Arbuckle achieves dream of works published: San Jacinto College publishes first college-wide literary magazine

The San Jacinto College English department recently published its first college-wide literary magazine, Accents.

“The three English departments at the College embrace a strong commitment to the one-college model,” said Jon Nelson, English department chair at the San Jacinto College North Campus. “In the past, our creative writing faculty have largely operated within their campuses. Having one literary magazine furthers the one-college model while creating a community for students who want to have their writing published in a professional quality magazine”

Of the many articles, poems, and art projects in the magazine, Central campus student Taylor Arbuckle had four works published.

“I submitted six different works to the magazine hoping I would at least get one published,” Arbuckle said. “Then, one by one I started getting emails saying they were going to publish my pieces.”

Arbuckle had three poems; Stigma, Something for the Pain, and Nameless as well as one short story, Flowers and the Smell of Vanilla accepted to the magazine.

“The idea for my short story just came to me one morning out of nowhere,” Arbuckle said. “I wrote it down right then and there and then spent months editing and perfecting it.”

Writing since she could hold a pencil, Arbuckle has been sharing short stories and creating series and books her whole life.

“When I was in elementary school I used to write little books for my teachers and my mom would write with me too,” Arbuckle said. “When I was in the fourth grade, I decided that I wanted to be a writer when I grew up.”

Along with her passion for creative writing, Arbuckle also enjoys music and singing.

“I’ve always wanted to put my creativity into the public,” Arbuckle said. “Writing is super personal to me and I get stage fright when I sing, but when other people experience it and give you feedback it can help you get better. Being published in the magazine gave me confidence.”

Arbuckle as well as two other students whose work was published in Accents, Osasere Edo-Ewansiha from the South Campus and Jannely Gutierrez from the North Campus, were given the opportunity to read their pieces for the San Jacinto College Board of Trustees.

“I have never been invited to something like that before,” Arbuckle said. “It was terrifying because of my stage fright, but I tried to be as theatrical with my pieces as I could.

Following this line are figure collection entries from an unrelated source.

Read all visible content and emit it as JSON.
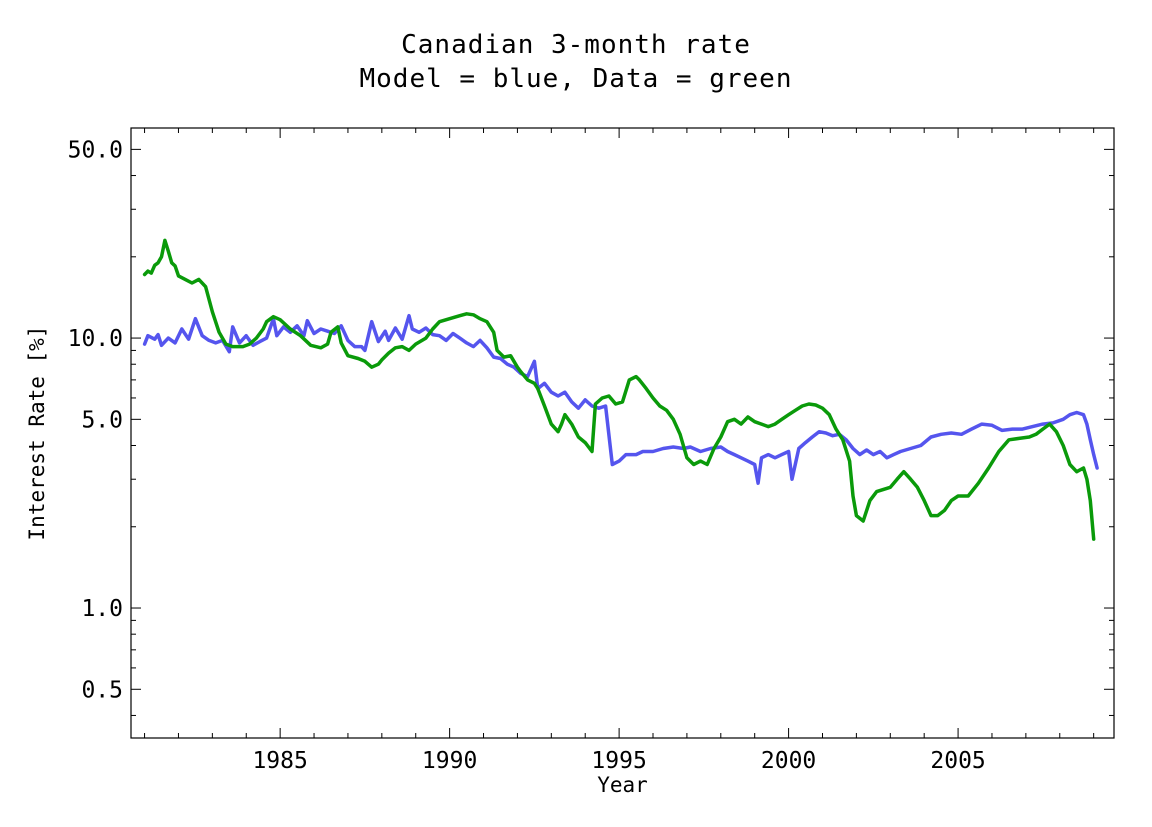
{
  "chart_data": {
    "type": "line",
    "title": "Canadian 3-month rate",
    "subtitle": "Model = blue, Data = green",
    "xlabel": "Year",
    "ylabel": "Interest Rate [%]",
    "xlim": [
      1980.6,
      2009.6
    ],
    "ylim": [
      0.33,
      60
    ],
    "yscale": "log",
    "grid": false,
    "x_ticks": [
      1985,
      1990,
      1995,
      2000,
      2005
    ],
    "x_tick_labels": [
      "1985",
      "1990",
      "1995",
      "2000",
      "2005"
    ],
    "y_ticks": [
      0.5,
      1.0,
      5.0,
      10.0,
      50.0
    ],
    "y_tick_labels": [
      "0.5",
      "1.0",
      "5.0",
      "10.0",
      "50.0"
    ],
    "colors": {
      "model": "#5555ee",
      "data": "#0a9a0a"
    },
    "series": [
      {
        "key": "model",
        "color": "#5555ee",
        "points": [
          [
            1981.0,
            9.5
          ],
          [
            1981.1,
            10.2
          ],
          [
            1981.3,
            9.9
          ],
          [
            1981.4,
            10.3
          ],
          [
            1981.5,
            9.4
          ],
          [
            1981.7,
            10.0
          ],
          [
            1981.9,
            9.6
          ],
          [
            1982.1,
            10.8
          ],
          [
            1982.3,
            9.9
          ],
          [
            1982.5,
            11.8
          ],
          [
            1982.7,
            10.2
          ],
          [
            1982.9,
            9.8
          ],
          [
            1983.1,
            9.6
          ],
          [
            1983.3,
            9.8
          ],
          [
            1983.5,
            8.9
          ],
          [
            1983.6,
            11.0
          ],
          [
            1983.8,
            9.6
          ],
          [
            1984.0,
            10.2
          ],
          [
            1984.2,
            9.4
          ],
          [
            1984.4,
            9.7
          ],
          [
            1984.6,
            10.0
          ],
          [
            1984.8,
            11.8
          ],
          [
            1984.9,
            10.2
          ],
          [
            1985.1,
            11.0
          ],
          [
            1985.3,
            10.5
          ],
          [
            1985.5,
            11.1
          ],
          [
            1985.7,
            10.2
          ],
          [
            1985.8,
            11.6
          ],
          [
            1986.0,
            10.4
          ],
          [
            1986.2,
            10.8
          ],
          [
            1986.4,
            10.6
          ],
          [
            1986.6,
            10.4
          ],
          [
            1986.8,
            11.1
          ],
          [
            1987.0,
            9.8
          ],
          [
            1987.2,
            9.3
          ],
          [
            1987.4,
            9.3
          ],
          [
            1987.5,
            9.0
          ],
          [
            1987.7,
            11.5
          ],
          [
            1987.9,
            9.7
          ],
          [
            1988.1,
            10.6
          ],
          [
            1988.2,
            9.8
          ],
          [
            1988.4,
            10.9
          ],
          [
            1988.6,
            9.9
          ],
          [
            1988.8,
            12.1
          ],
          [
            1988.9,
            10.8
          ],
          [
            1989.1,
            10.5
          ],
          [
            1989.3,
            10.9
          ],
          [
            1989.5,
            10.3
          ],
          [
            1989.7,
            10.2
          ],
          [
            1989.9,
            9.8
          ],
          [
            1990.1,
            10.4
          ],
          [
            1990.3,
            10.0
          ],
          [
            1990.5,
            9.6
          ],
          [
            1990.7,
            9.3
          ],
          [
            1990.9,
            9.8
          ],
          [
            1991.1,
            9.2
          ],
          [
            1991.3,
            8.5
          ],
          [
            1991.5,
            8.4
          ],
          [
            1991.7,
            8.0
          ],
          [
            1991.9,
            7.8
          ],
          [
            1992.1,
            7.4
          ],
          [
            1992.3,
            7.2
          ],
          [
            1992.5,
            8.2
          ],
          [
            1992.6,
            6.5
          ],
          [
            1992.8,
            6.8
          ],
          [
            1993.0,
            6.3
          ],
          [
            1993.2,
            6.1
          ],
          [
            1993.4,
            6.3
          ],
          [
            1993.6,
            5.8
          ],
          [
            1993.8,
            5.5
          ],
          [
            1994.0,
            5.9
          ],
          [
            1994.2,
            5.6
          ],
          [
            1994.4,
            5.5
          ],
          [
            1994.6,
            5.6
          ],
          [
            1994.8,
            3.4
          ],
          [
            1995.0,
            3.5
          ],
          [
            1995.2,
            3.7
          ],
          [
            1995.5,
            3.7
          ],
          [
            1995.7,
            3.8
          ],
          [
            1996.0,
            3.8
          ],
          [
            1996.3,
            3.9
          ],
          [
            1996.6,
            3.95
          ],
          [
            1996.9,
            3.9
          ],
          [
            1997.1,
            3.95
          ],
          [
            1997.4,
            3.8
          ],
          [
            1997.7,
            3.9
          ],
          [
            1998.0,
            3.95
          ],
          [
            1998.2,
            3.8
          ],
          [
            1998.4,
            3.7
          ],
          [
            1998.6,
            3.6
          ],
          [
            1998.8,
            3.5
          ],
          [
            1999.0,
            3.4
          ],
          [
            1999.1,
            2.9
          ],
          [
            1999.2,
            3.6
          ],
          [
            1999.4,
            3.7
          ],
          [
            1999.6,
            3.6
          ],
          [
            1999.8,
            3.7
          ],
          [
            2000.0,
            3.8
          ],
          [
            2000.1,
            3.0
          ],
          [
            2000.3,
            3.9
          ],
          [
            2000.5,
            4.1
          ],
          [
            2000.7,
            4.3
          ],
          [
            2000.9,
            4.5
          ],
          [
            2001.1,
            4.45
          ],
          [
            2001.3,
            4.35
          ],
          [
            2001.5,
            4.4
          ],
          [
            2001.7,
            4.2
          ],
          [
            2001.9,
            3.9
          ],
          [
            2002.1,
            3.7
          ],
          [
            2002.3,
            3.85
          ],
          [
            2002.5,
            3.7
          ],
          [
            2002.7,
            3.8
          ],
          [
            2002.9,
            3.6
          ],
          [
            2003.1,
            3.7
          ],
          [
            2003.3,
            3.8
          ],
          [
            2003.6,
            3.9
          ],
          [
            2003.9,
            4.0
          ],
          [
            2004.2,
            4.3
          ],
          [
            2004.5,
            4.4
          ],
          [
            2004.8,
            4.45
          ],
          [
            2005.1,
            4.4
          ],
          [
            2005.4,
            4.6
          ],
          [
            2005.7,
            4.8
          ],
          [
            2006.0,
            4.75
          ],
          [
            2006.3,
            4.55
          ],
          [
            2006.6,
            4.6
          ],
          [
            2006.9,
            4.6
          ],
          [
            2007.2,
            4.7
          ],
          [
            2007.5,
            4.8
          ],
          [
            2007.8,
            4.85
          ],
          [
            2008.1,
            5.0
          ],
          [
            2008.3,
            5.2
          ],
          [
            2008.5,
            5.3
          ],
          [
            2008.7,
            5.2
          ],
          [
            2008.8,
            4.8
          ],
          [
            2008.9,
            4.2
          ],
          [
            2009.0,
            3.7
          ],
          [
            2009.1,
            3.3
          ]
        ]
      },
      {
        "key": "data",
        "color": "#0a9a0a",
        "points": [
          [
            1981.0,
            17.2
          ],
          [
            1981.1,
            17.7
          ],
          [
            1981.2,
            17.4
          ],
          [
            1981.3,
            18.6
          ],
          [
            1981.4,
            19.0
          ],
          [
            1981.5,
            20.0
          ],
          [
            1981.6,
            23.0
          ],
          [
            1981.7,
            21.0
          ],
          [
            1981.8,
            19.0
          ],
          [
            1981.9,
            18.5
          ],
          [
            1982.0,
            17.0
          ],
          [
            1982.2,
            16.5
          ],
          [
            1982.4,
            16.0
          ],
          [
            1982.6,
            16.5
          ],
          [
            1982.8,
            15.5
          ],
          [
            1983.0,
            12.5
          ],
          [
            1983.2,
            10.5
          ],
          [
            1983.4,
            9.5
          ],
          [
            1983.6,
            9.3
          ],
          [
            1983.9,
            9.3
          ],
          [
            1984.1,
            9.5
          ],
          [
            1984.3,
            10.0
          ],
          [
            1984.5,
            10.8
          ],
          [
            1984.6,
            11.5
          ],
          [
            1984.8,
            12.0
          ],
          [
            1985.0,
            11.7
          ],
          [
            1985.3,
            10.8
          ],
          [
            1985.6,
            10.2
          ],
          [
            1985.9,
            9.4
          ],
          [
            1986.2,
            9.2
          ],
          [
            1986.4,
            9.5
          ],
          [
            1986.5,
            10.5
          ],
          [
            1986.7,
            11.0
          ],
          [
            1986.8,
            9.6
          ],
          [
            1987.0,
            8.6
          ],
          [
            1987.3,
            8.4
          ],
          [
            1987.5,
            8.2
          ],
          [
            1987.7,
            7.8
          ],
          [
            1987.9,
            8.0
          ],
          [
            1988.0,
            8.3
          ],
          [
            1988.2,
            8.8
          ],
          [
            1988.4,
            9.2
          ],
          [
            1988.6,
            9.3
          ],
          [
            1988.8,
            9.0
          ],
          [
            1989.0,
            9.5
          ],
          [
            1989.3,
            10.0
          ],
          [
            1989.5,
            10.8
          ],
          [
            1989.7,
            11.5
          ],
          [
            1990.0,
            11.8
          ],
          [
            1990.3,
            12.1
          ],
          [
            1990.5,
            12.3
          ],
          [
            1990.7,
            12.2
          ],
          [
            1990.9,
            11.8
          ],
          [
            1991.1,
            11.5
          ],
          [
            1991.3,
            10.5
          ],
          [
            1991.4,
            9.0
          ],
          [
            1991.6,
            8.5
          ],
          [
            1991.8,
            8.6
          ],
          [
            1992.0,
            7.8
          ],
          [
            1992.1,
            7.5
          ],
          [
            1992.3,
            7.0
          ],
          [
            1992.5,
            6.8
          ],
          [
            1992.6,
            6.5
          ],
          [
            1992.8,
            5.6
          ],
          [
            1993.0,
            4.8
          ],
          [
            1993.2,
            4.5
          ],
          [
            1993.3,
            4.8
          ],
          [
            1993.4,
            5.2
          ],
          [
            1993.6,
            4.8
          ],
          [
            1993.8,
            4.3
          ],
          [
            1994.0,
            4.1
          ],
          [
            1994.2,
            3.8
          ],
          [
            1994.3,
            5.7
          ],
          [
            1994.5,
            6.0
          ],
          [
            1994.7,
            6.1
          ],
          [
            1994.9,
            5.7
          ],
          [
            1995.1,
            5.8
          ],
          [
            1995.3,
            7.0
          ],
          [
            1995.5,
            7.2
          ],
          [
            1995.6,
            7.0
          ],
          [
            1995.8,
            6.5
          ],
          [
            1996.0,
            6.0
          ],
          [
            1996.2,
            5.6
          ],
          [
            1996.4,
            5.4
          ],
          [
            1996.6,
            5.0
          ],
          [
            1996.8,
            4.4
          ],
          [
            1997.0,
            3.6
          ],
          [
            1997.2,
            3.4
          ],
          [
            1997.4,
            3.5
          ],
          [
            1997.6,
            3.4
          ],
          [
            1997.8,
            3.9
          ],
          [
            1998.0,
            4.3
          ],
          [
            1998.2,
            4.9
          ],
          [
            1998.4,
            5.0
          ],
          [
            1998.6,
            4.8
          ],
          [
            1998.8,
            5.1
          ],
          [
            1999.0,
            4.9
          ],
          [
            1999.2,
            4.8
          ],
          [
            1999.4,
            4.7
          ],
          [
            1999.6,
            4.8
          ],
          [
            1999.8,
            5.0
          ],
          [
            2000.0,
            5.2
          ],
          [
            2000.2,
            5.4
          ],
          [
            2000.4,
            5.6
          ],
          [
            2000.6,
            5.7
          ],
          [
            2000.8,
            5.65
          ],
          [
            2001.0,
            5.5
          ],
          [
            2001.2,
            5.2
          ],
          [
            2001.4,
            4.6
          ],
          [
            2001.6,
            4.2
          ],
          [
            2001.8,
            3.5
          ],
          [
            2001.9,
            2.6
          ],
          [
            2002.0,
            2.2
          ],
          [
            2002.2,
            2.1
          ],
          [
            2002.4,
            2.5
          ],
          [
            2002.6,
            2.7
          ],
          [
            2002.8,
            2.75
          ],
          [
            2003.0,
            2.8
          ],
          [
            2003.2,
            3.0
          ],
          [
            2003.4,
            3.2
          ],
          [
            2003.6,
            3.0
          ],
          [
            2003.8,
            2.8
          ],
          [
            2004.0,
            2.5
          ],
          [
            2004.2,
            2.2
          ],
          [
            2004.4,
            2.2
          ],
          [
            2004.6,
            2.3
          ],
          [
            2004.8,
            2.5
          ],
          [
            2005.0,
            2.6
          ],
          [
            2005.3,
            2.6
          ],
          [
            2005.6,
            2.9
          ],
          [
            2005.9,
            3.3
          ],
          [
            2006.2,
            3.8
          ],
          [
            2006.5,
            4.2
          ],
          [
            2006.8,
            4.25
          ],
          [
            2007.1,
            4.3
          ],
          [
            2007.3,
            4.4
          ],
          [
            2007.5,
            4.6
          ],
          [
            2007.7,
            4.8
          ],
          [
            2007.9,
            4.5
          ],
          [
            2008.1,
            4.0
          ],
          [
            2008.3,
            3.4
          ],
          [
            2008.5,
            3.2
          ],
          [
            2008.7,
            3.3
          ],
          [
            2008.8,
            3.0
          ],
          [
            2008.9,
            2.5
          ],
          [
            2009.0,
            1.8
          ]
        ]
      }
    ]
  }
}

I was able to meet so many people including the college Chancellor.”

The experience is something that the department chairs were hoping to cultivate when they pulled together for one college-wide magazine.

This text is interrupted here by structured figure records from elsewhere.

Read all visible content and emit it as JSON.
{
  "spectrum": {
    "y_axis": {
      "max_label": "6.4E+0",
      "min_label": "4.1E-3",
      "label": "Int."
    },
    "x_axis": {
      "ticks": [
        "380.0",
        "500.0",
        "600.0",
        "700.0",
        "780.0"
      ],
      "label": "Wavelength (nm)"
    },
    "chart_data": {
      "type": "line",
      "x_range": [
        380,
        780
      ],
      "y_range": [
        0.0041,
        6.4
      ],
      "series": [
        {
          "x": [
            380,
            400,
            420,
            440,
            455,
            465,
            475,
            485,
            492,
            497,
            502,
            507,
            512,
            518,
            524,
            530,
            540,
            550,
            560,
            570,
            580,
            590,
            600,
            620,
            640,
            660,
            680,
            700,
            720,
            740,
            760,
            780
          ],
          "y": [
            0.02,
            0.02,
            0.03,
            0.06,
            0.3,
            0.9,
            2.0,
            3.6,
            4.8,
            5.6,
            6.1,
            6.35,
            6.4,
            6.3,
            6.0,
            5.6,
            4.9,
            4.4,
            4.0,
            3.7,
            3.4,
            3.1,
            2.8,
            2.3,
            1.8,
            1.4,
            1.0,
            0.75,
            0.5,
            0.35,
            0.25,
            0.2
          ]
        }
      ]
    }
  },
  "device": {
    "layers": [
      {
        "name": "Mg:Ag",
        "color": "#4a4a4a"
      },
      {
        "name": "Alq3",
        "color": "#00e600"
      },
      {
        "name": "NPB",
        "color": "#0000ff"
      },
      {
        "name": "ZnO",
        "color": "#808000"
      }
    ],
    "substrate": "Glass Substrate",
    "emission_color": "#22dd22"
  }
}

“The reaction has been overwhelmingly positive,” said Nelson. “Students have been excited and proud to see their work in print and meet other writers while our faculty has loved having a physical medium through which to share their expertise and mentorship.”

In the future, Arbuckle plans to pour her creativity into earning a degree in English with an emphasis in creative writing and some become a published author.

“If I could be incredible to be a stay at home author, but I’m not going to put all of my energy into that just yet,” Arbuckle said. “I need to graduate and then who knows what the world has for me.”